I'm fairly certain that many entities that hold large amounts of commercial real estate also own large amounts of stock in companies that are doing RTO.

It's not the most far-fetched conspiracy theory.

sokoloff 2 days ago

If Amazon (or some other company) thought they were going to be more profitable and more successful working remotely, I don't think the threat is credible of some commercial property owning shareholders deciding to further underperform the market by dumping shares unless that company made the decision to underperform by forcing RTO.

"If you want to threaten me that you'll underperform unless I do, be my guest..."

I suspect that different companies could have different motivations (including potentially forcing resignations), but it strains credibility for me that it's to answer to shareholders in conflict with what they think will make them successful.

  • pqtyw a day ago

    > If Amazon (or some other company) thought they were going

    This presumes that the company is fully capable of measuring and comparing the utility between RTO and working from home.
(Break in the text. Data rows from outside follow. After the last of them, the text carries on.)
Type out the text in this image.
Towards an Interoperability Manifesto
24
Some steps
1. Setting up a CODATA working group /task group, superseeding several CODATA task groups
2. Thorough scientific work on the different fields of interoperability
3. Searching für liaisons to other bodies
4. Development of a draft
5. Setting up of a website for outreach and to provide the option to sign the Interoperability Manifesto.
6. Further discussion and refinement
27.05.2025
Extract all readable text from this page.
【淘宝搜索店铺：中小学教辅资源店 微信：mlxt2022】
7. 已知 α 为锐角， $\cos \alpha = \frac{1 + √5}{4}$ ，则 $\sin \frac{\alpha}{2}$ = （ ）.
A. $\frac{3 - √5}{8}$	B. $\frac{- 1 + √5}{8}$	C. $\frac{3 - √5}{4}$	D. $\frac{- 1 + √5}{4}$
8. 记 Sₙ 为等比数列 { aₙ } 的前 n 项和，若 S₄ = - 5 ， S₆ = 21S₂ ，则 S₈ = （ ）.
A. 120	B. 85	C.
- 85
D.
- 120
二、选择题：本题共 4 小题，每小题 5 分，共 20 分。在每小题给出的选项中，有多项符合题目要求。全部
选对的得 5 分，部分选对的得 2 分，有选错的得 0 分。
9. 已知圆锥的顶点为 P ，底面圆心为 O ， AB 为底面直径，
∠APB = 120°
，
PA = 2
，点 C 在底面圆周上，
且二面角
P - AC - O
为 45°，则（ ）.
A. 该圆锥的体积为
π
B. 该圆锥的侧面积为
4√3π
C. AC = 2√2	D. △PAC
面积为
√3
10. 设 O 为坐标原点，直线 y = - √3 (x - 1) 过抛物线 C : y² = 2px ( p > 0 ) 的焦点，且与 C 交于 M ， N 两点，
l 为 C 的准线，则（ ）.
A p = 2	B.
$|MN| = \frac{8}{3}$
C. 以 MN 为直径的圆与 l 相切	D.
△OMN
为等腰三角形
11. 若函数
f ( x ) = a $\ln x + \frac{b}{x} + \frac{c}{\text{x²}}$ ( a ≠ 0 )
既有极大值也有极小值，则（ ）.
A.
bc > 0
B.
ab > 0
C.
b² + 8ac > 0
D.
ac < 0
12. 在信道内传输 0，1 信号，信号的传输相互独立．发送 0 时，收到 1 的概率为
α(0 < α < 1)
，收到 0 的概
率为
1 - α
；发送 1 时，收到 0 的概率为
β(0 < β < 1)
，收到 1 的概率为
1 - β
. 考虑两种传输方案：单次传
That might be the case or it might be mainly due to management culture and other indirect factors but neither is self evident.
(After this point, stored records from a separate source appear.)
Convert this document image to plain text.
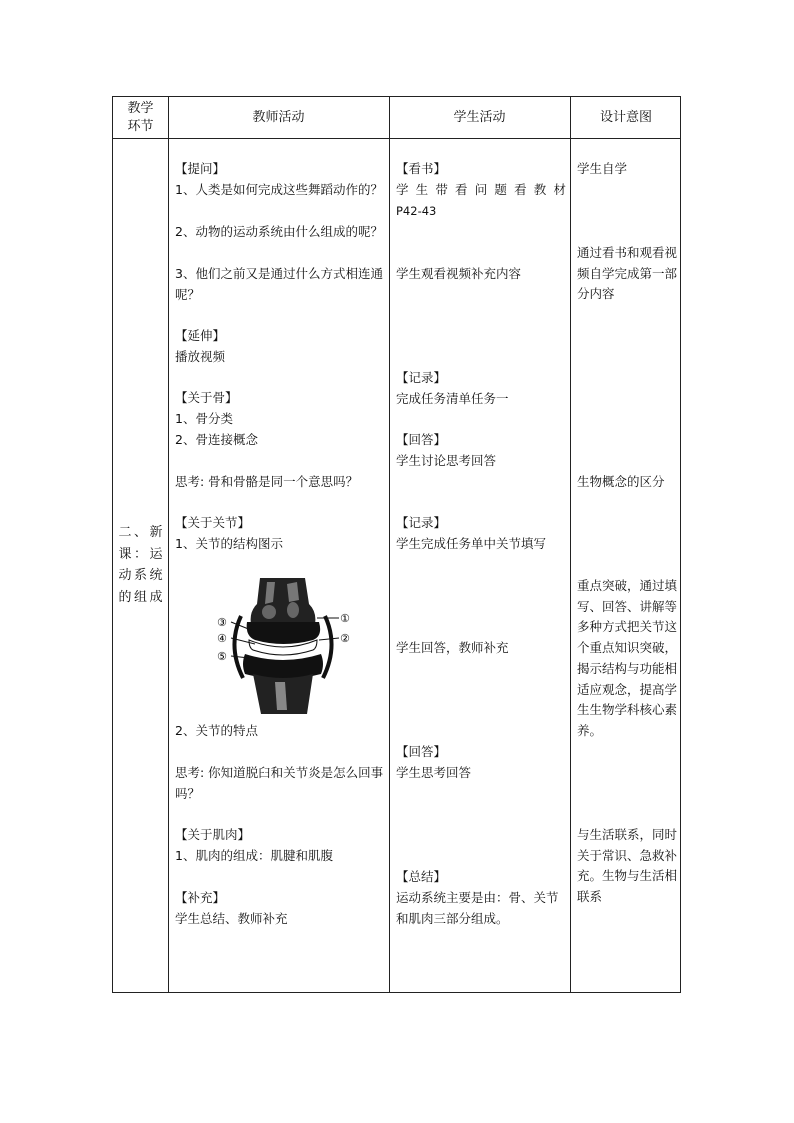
教学
环节
教师活动	学生活动	设计意图
二、新课：运动系统的组成
【提问】
1、人类是如何完成这些舞蹈动作的？
2、动物的运动系统由什么组成的呢？
3、他们之前又是通过什么方式相连通呢？
【延伸】
播放视频
【关于骨】
1、骨分类
2、骨连接概念
思考: 骨和骨骼是同一个意思吗？
【关于关节】
1、关节的结构图示
①
②
③
④
⑤
2、关节的特点
思考: 你知道脱臼和关节炎是怎么回事吗？
【关于肌肉】
1、肌肉的组成：肌腱和肌腹
【补充】
学生总结、教师补充
【看书】
学生带看问题看教材
P42-43
学生观看视频补充内容
【记录】
完成任务清单任务一
【回答】
学生讨论思考回答
【记录】
学生完成任务单中关节填写
学生回答，教师补充
【回答】
学生思考回答
【总结】
运动系统主要是由：骨、关节和肌肉三部分组成。
学生自学
通过看书和观看视频自学完成第一部分内容
生物概念的区分
重点突破，通过填写、回答、讲解等多种方式把关节这个重点知识突破，揭示结构与功能相适应观念，提高学生生物学科核心素养。
与生活联系，同时关于常识、急救补充。生物与生活相联系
    Major corporations are almost by definition have massive amounts of bloat and inefficiency to one degree or another and are carried (especially tech companies) by certain products/teams/departments the rest are often there only for the ride (short to medium term at least and who has time for any "long-term" development these days?). To be clear, I don't think this has that much to do with people who are "lazy" or hard workers (you can put in extreme amounts of effort into something that leads nowhere).
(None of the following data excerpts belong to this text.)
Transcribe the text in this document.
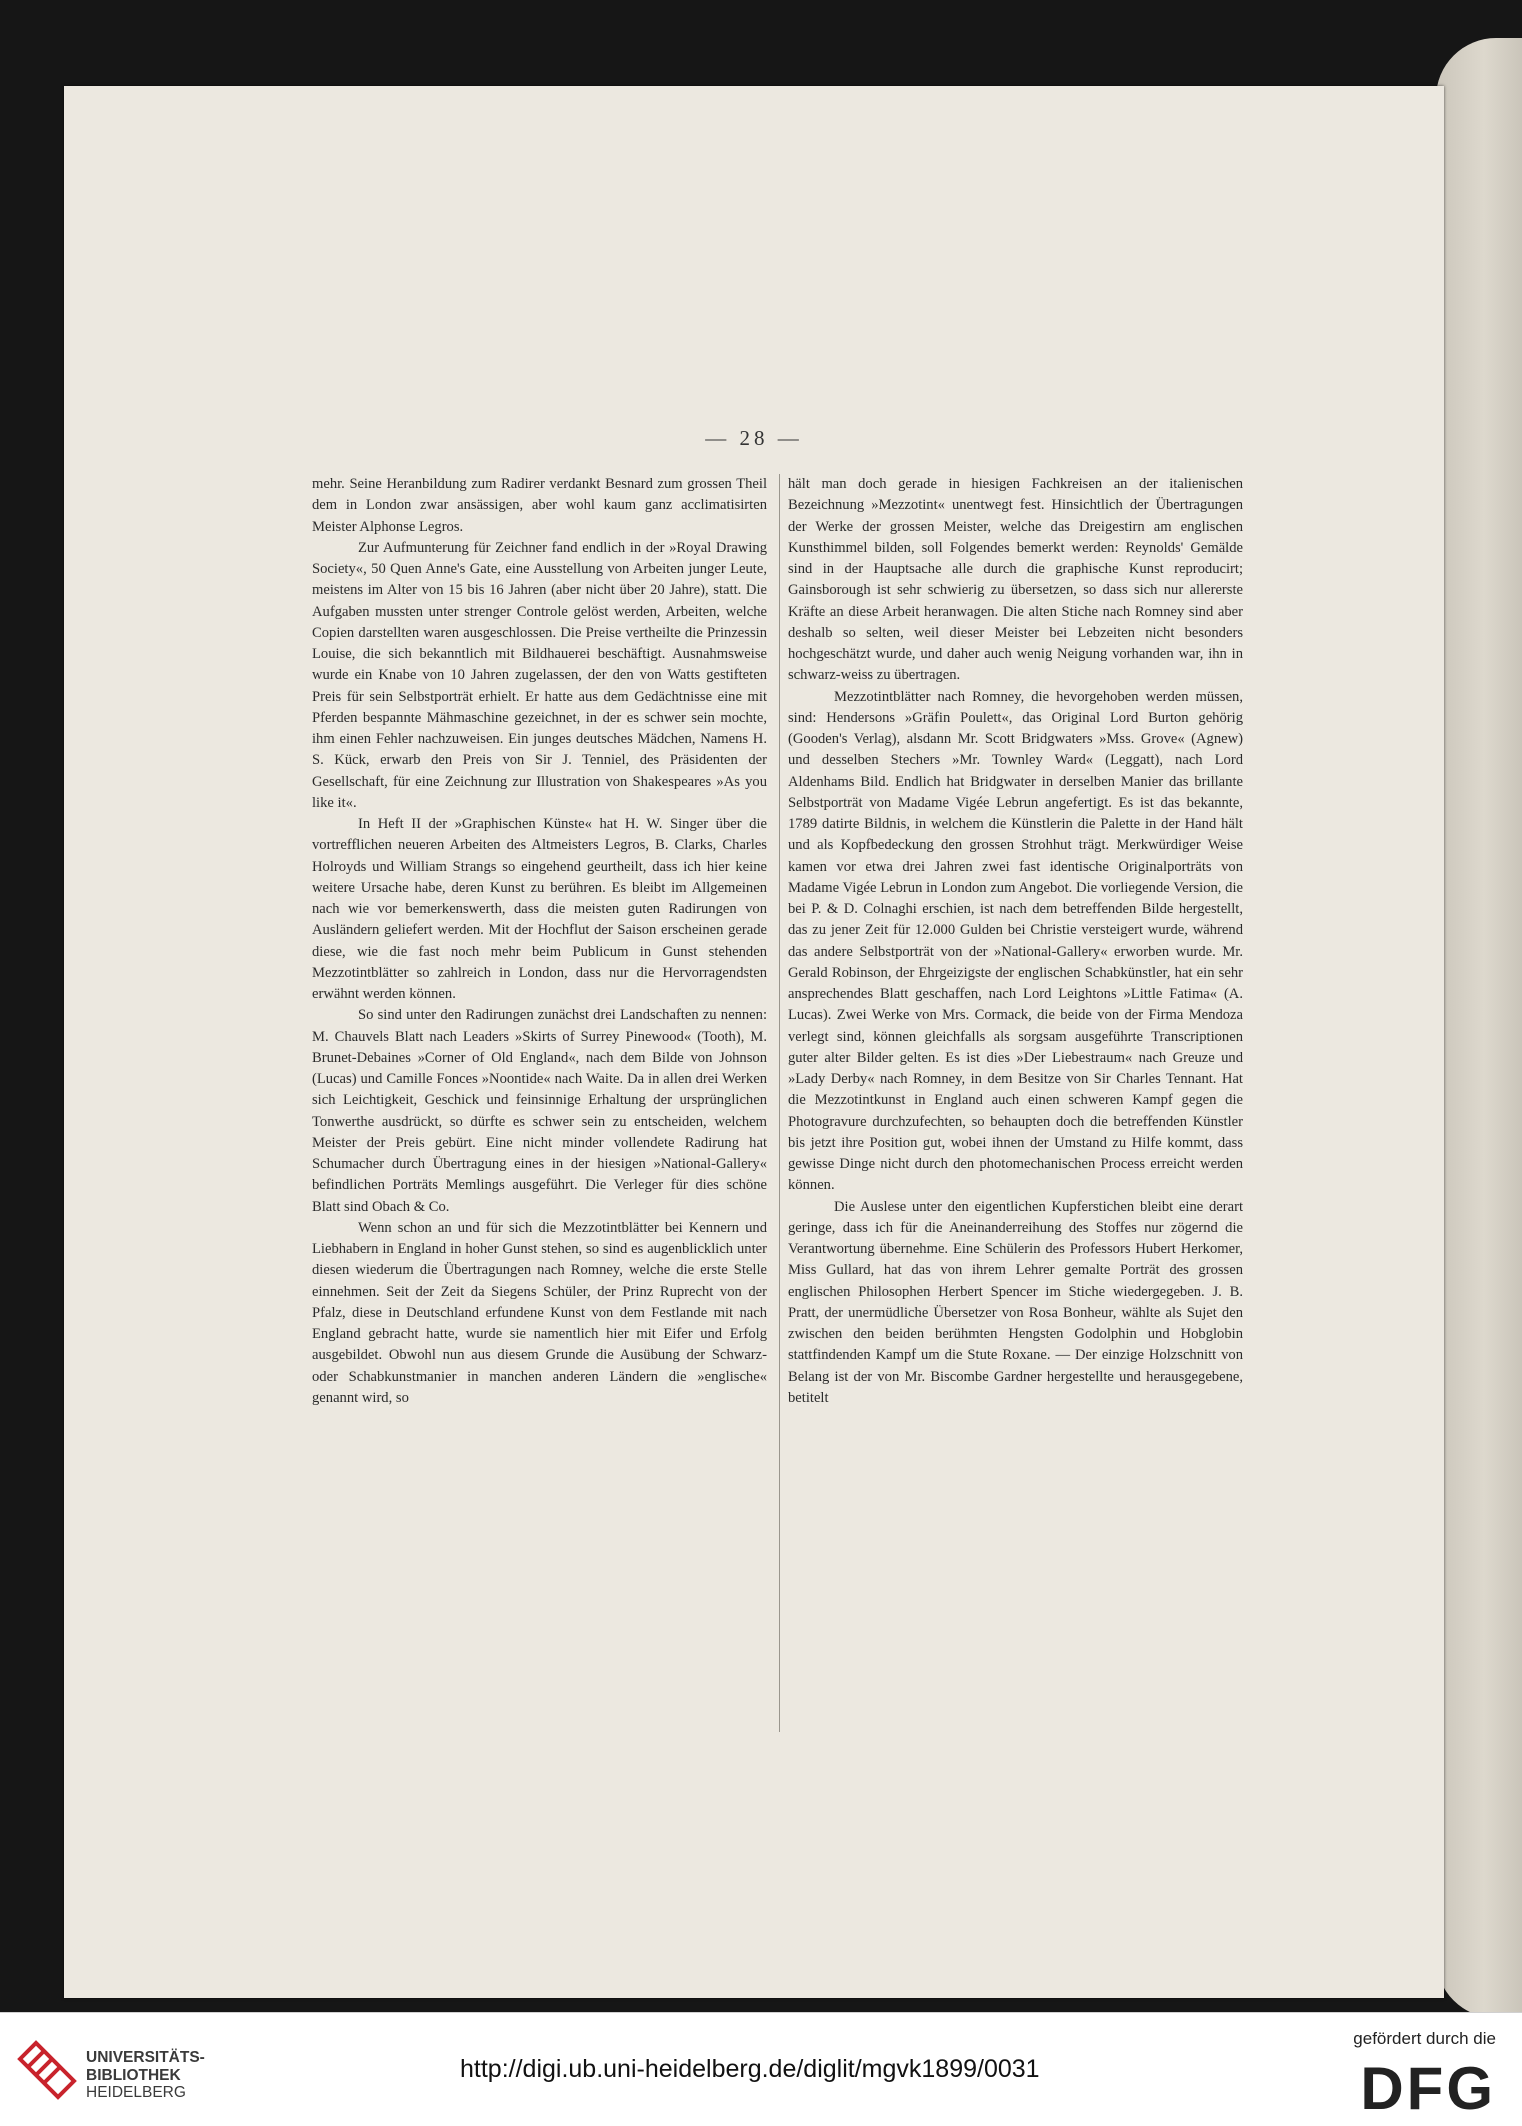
— 28 —

mehr. Seine Heranbildung zum Radirer verdankt Besnard zum grossen Theil dem in London zwar ansässigen, aber wohl kaum ganz acclimatisirten Meister Alphonse Legros.

Zur Aufmunterung für Zeichner fand endlich in der »Royal Drawing Society«, 50 Quen Anne's Gate, eine Ausstellung von Arbeiten junger Leute, meistens im Alter von 15 bis 16 Jahren (aber nicht über 20 Jahre), statt. Die Aufgaben mussten unter strenger Controle gelöst werden, Arbeiten, welche Copien darstellten waren ausgeschlossen. Die Preise vertheilte die Prinzessin Louise, die sich bekanntlich mit Bildhauerei beschäftigt. Ausnahmsweise wurde ein Knabe von 10 Jahren zugelassen, der den von Watts gestifteten Preis für sein Selbstporträt erhielt. Er hatte aus dem Gedächtnisse eine mit Pferden bespannte Mähmaschine gezeichnet, in der es schwer sein mochte, ihm einen Fehler nachzuweisen. Ein junges deutsches Mädchen, Namens H. S. Kück, erwarb den Preis von Sir J. Tenniel, des Präsidenten der Gesellschaft, für eine Zeichnung zur Illustration von Shakespeares »As you like it«.

In Heft II der »Graphischen Künste« hat H. W. Singer über die vortrefflichen neueren Arbeiten des Altmeisters Legros, B. Clarks, Charles Holroyds und William Strangs so eingehend geurtheilt, dass ich hier keine weitere Ursache habe, deren Kunst zu berühren. Es bleibt im Allgemeinen nach wie vor bemerkenswerth, dass die meisten guten Radirungen von Ausländern geliefert werden. Mit der Hochflut der Saison erscheinen gerade diese, wie die fast noch mehr beim Publicum in Gunst stehenden Mezzotintblätter so zahlreich in London, dass nur die Hervorragendsten erwähnt werden können.

So sind unter den Radirungen zunächst drei Landschaften zu nennen: M. Chauvels Blatt nach Leaders »Skirts of Surrey Pinewood« (Tooth), M. Brunet-Debaines »Corner of Old England«, nach dem Bilde von Johnson (Lucas) und Camille Fonces »Noontide« nach Waite. Da in allen drei Werken sich Leichtigkeit, Geschick und feinsinnige Erhaltung der ursprünglichen Tonwerthe ausdrückt, so dürfte es schwer sein zu entscheiden, welchem Meister der Preis gebürt. Eine nicht minder vollendete Radirung hat Schumacher durch Übertragung eines in der hiesigen »National-Gallery« befindlichen Porträts Memlings ausgeführt. Die Verleger für dies schöne Blatt sind Obach & Co.

Wenn schon an und für sich die Mezzotintblätter bei Kennern und Liebhabern in England in hoher Gunst stehen, so sind es augenblicklich unter diesen wiederum die Übertragungen nach Romney, welche die erste Stelle einnehmen. Seit der Zeit da Siegens Schüler, der Prinz Ruprecht von der Pfalz, diese in Deutschland erfundene Kunst von dem Festlande mit nach England gebracht hatte, wurde sie namentlich hier mit Eifer und Erfolg ausgebildet. Obwohl nun aus diesem Grunde die Ausübung der Schwarz- oder Schabkunstmanier in manchen anderen Ländern die »englische« genannt wird, so

hält man doch gerade in hiesigen Fachkreisen an der italienischen Bezeichnung »Mezzotint« unentwegt fest. Hinsichtlich der Übertragungen der Werke der grossen Meister, welche das Dreigestirn am englischen Kunsthimmel bilden, soll Folgendes bemerkt werden: Reynolds' Gemälde sind in der Hauptsache alle durch die graphische Kunst reproducirt; Gainsborough ist sehr schwierig zu übersetzen, so dass sich nur allererste Kräfte an diese Arbeit heranwagen. Die alten Stiche nach Romney sind aber deshalb so selten, weil dieser Meister bei Lebzeiten nicht besonders hochgeschätzt wurde, und daher auch wenig Neigung vorhanden war, ihn in schwarz-weiss zu übertragen.

Mezzotintblätter nach Romney, die hevorgehoben werden müssen, sind: Hendersons »Gräfin Poulett«, das Original Lord Burton gehörig (Gooden's Verlag), alsdann Mr. Scott Bridgwaters »Mss. Grove« (Agnew) und desselben Stechers »Mr. Townley Ward« (Leggatt), nach Lord Aldenhams Bild. Endlich hat Bridgwater in derselben Manier das brillante Selbstporträt von Madame Vigée Lebrun angefertigt. Es ist das bekannte, 1789 datirte Bildnis, in welchem die Künstlerin die Palette in der Hand hält und als Kopfbedeckung den grossen Strohhut trägt. Merkwürdiger Weise kamen vor etwa drei Jahren zwei fast identische Originalporträts von Madame Vigée Lebrun in London zum Angebot. Die vorliegende Version, die bei P. & D. Colnaghi erschien, ist nach dem betreffenden Bilde hergestellt, das zu jener Zeit für 12.000 Gulden bei Christie versteigert wurde, während das andere Selbstporträt von der »National-Gallery« erworben wurde. Mr. Gerald Robinson, der Ehrgeizigste der englischen Schabkünstler, hat ein sehr ansprechendes Blatt geschaffen, nach Lord Leightons »Little Fatima« (A. Lucas). Zwei Werke von Mrs. Cormack, die beide von der Firma Mendoza verlegt sind, können gleichfalls als sorgsam ausgeführte Transcriptionen guter alter Bilder gelten. Es ist dies »Der Liebestraum« nach Greuze und »Lady Derby« nach Romney, in dem Besitze von Sir Charles Tennant. Hat die Mezzotintkunst in England auch einen schweren Kampf gegen die Photogravure durchzufechten, so behaupten doch die betreffenden Künstler bis jetzt ihre Position gut, wobei ihnen der Umstand zu Hilfe kommt, dass gewisse Dinge nicht durch den photomechanischen Process erreicht werden können.

Die Auslese unter den eigentlichen Kupferstichen bleibt eine derart geringe, dass ich für die Aneinanderreihung des Stoffes nur zögernd die Verantwortung übernehme. Eine Schülerin des Professors Hubert Herkomer, Miss Gullard, hat das von ihrem Lehrer gemalte Porträt des grossen englischen Philosophen Herbert Spencer im Stiche wiedergegeben. J. B. Pratt, der unermüdliche Übersetzer von Rosa Bonheur, wählte als Sujet den zwischen den beiden berühmten Hengsten Godolphin und Hobglobin stattfindenden Kampf um die Stute Roxane. — Der einzige Holzschnitt von Belang ist der von Mr. Biscombe Gardner hergestellte und herausgegebene, betitelt

UNIVERSITÄTS-
BIBLIOTHEK
HEIDELBERG
http://digi.ub.uni-heidelberg.de/diglit/mgvk1899/0031
gefördert durch die
DFG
    Anyway, not particularly pro or anti-RTO but I just find it bizarre that we usually assume that decisions making in large companies are always logical, rational and quantifiable and are not made to benefit specific subgroups or individuals in one way or another.

    • nyarlathotep_ a day ago

      > Major corporations are almost by definition have massive amounts of bloat and inefficiency to one degree or another and are carried (especially tech companies) by certain products/teams/departments the rest are often there only for the ride (short to medium term at least and who has time for any "long-term" development these days?). To be clear, I don't think this has that much to do with people who are "lazy" or hard workers (you can put in extreme amounts of effort into something that leads nowhere).

      This is a really good summary, IME.

      Yes there's loads of people that do "actual work" (technical work) on projects that are "pet/promo projects" that are doomed from the start to go nowhere and have no path to profitability.

      There's also loads of managers managing managers overseeing project managers etc etc

    • sokoloff a day ago

      I don't presume that they are fully capable of measuring and comparing the utility between RTO and WFH.

      I think they're making the decision based on 5-15% data/measurement and 85-95% beliefs and judgment. I don't know how you'd possibly carefully and precisely measure something as multi-faceted as the difference between the two modes of working, especially when the one pre/post test you have data on was heavily influenced by COVID, ZIRP, massive stimulus, massive disruptions to economic consumption patterns and working patterns, but you still have to decide where to position yourself between "working the way we did in Dec 2019" and "working the way we did in April 2020 or June 2021".

  • mitthrowaway2 a day ago

    They wouldn't threaten to dump shares (and they may not even be allowed to dump shares, eg. they may be an index fund). Instead, they'd threaten to exercise their votes, and potentially fire the CEO.

    But most likely they wouldn't have to. The CEO knows that a deleveraging event would kill their stock options even if their company outperforms the market on the way down.

  • skyyler 2 days ago

    >it strains credibility for me that it's to answer to shareholders in conflict with what they think will make them successful

    I'm not so sure. I don't think that it's exactly the most probably scenario, but I can absolutely see it being a factor. I don't think there's some commercial real estate mogul on every F500 board demanding RTO, reality is way more complicated than that.

    • pqtyw a day ago

      Maybe not, but if you have signed a massively expensive long-term lease and end up keeping the offices empty your investor will start looking cross at you. Of course that's more of a Covid era thing.

JumpCrisscross a day ago

> It also seems like most publicly traded companies have instituted some form of RTO by now

So have plenty of private companies.

> It's not the most far-fetched conspiracy theory

It really is. (With unusual prevalence in the San Francisco Bay Area.) You're talking about some of the most powerful and notoriously-independent companies on the planet kowtowing to invisible shareholder pressure.